Like TA, TG does not fully characterize the non-linear response.  
Both imaginary and real parts of the refractive index spatially modulate in the TG experiment. 
The diffracted probe is sensitive only to the total grating contrast (the response \textit{amplitude}), and not the phase relationships of the grating.
Since both techniques are sensitive to different components of the non-linear response, however, the combination of both TA and TG can solve the fully-phased response.  
%A local oscillator beam can act as a phase-sensitive reference and is often used to provide that resolution in time-domain techniques. 
%In this paper, we demonstrate that one can discern the complete, fully-phased optically-induced refractive from frequency domain techniques.

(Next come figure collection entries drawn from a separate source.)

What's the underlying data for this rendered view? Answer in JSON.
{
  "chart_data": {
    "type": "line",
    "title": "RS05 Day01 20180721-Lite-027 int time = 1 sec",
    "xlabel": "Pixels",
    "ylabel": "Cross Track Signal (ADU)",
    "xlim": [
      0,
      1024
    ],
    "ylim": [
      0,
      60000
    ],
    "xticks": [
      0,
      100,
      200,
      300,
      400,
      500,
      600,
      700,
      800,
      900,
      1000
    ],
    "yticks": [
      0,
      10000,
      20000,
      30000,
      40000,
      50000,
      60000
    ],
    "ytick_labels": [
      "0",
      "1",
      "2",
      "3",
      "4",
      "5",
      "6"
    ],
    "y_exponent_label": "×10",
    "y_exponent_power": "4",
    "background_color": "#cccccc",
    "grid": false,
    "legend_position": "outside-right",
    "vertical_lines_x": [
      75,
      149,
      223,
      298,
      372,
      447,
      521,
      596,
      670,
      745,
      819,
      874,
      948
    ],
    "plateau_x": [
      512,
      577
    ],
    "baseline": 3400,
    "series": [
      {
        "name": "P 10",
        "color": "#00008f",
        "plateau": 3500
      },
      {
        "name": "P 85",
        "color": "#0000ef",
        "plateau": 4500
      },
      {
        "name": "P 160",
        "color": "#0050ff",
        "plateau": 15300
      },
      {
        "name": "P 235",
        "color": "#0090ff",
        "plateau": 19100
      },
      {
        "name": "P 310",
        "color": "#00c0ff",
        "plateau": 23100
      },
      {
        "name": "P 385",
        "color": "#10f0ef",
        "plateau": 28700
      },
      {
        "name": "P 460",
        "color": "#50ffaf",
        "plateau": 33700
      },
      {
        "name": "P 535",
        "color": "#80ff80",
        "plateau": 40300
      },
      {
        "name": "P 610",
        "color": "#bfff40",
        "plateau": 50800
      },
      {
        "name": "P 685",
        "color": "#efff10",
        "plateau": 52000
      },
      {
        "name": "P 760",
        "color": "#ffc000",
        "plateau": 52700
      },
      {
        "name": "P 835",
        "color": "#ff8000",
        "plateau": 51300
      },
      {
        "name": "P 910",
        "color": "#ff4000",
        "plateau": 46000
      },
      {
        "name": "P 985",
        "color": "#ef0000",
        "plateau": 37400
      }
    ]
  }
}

Here we report the results of dual 2DTA-2DTG experiments of PbSe quantum dots at the 1S exciton transition. 
We explore the three-dimensional experimental space of pump color, probe color, and population delay time.
We define the important experimental factors that must be taken into account for accurate comparison of the two methods.
We show that both methods exhibit reproducible spectra across different batches of different exciton sizes.
Finally, we show that the methods can be used to construct a phased third-order response spectrum. Both experiments can be reproduced via simulations using the standard theory of PbSe excitons.
Interestingly, the combined information reveals broadband contributions to the quantum dots non-linearity, barely distinguishable with transient absorption spectra alone.
This work demonstrates TG and TA serve as complementary methods for the study of exciton structure and dynamics.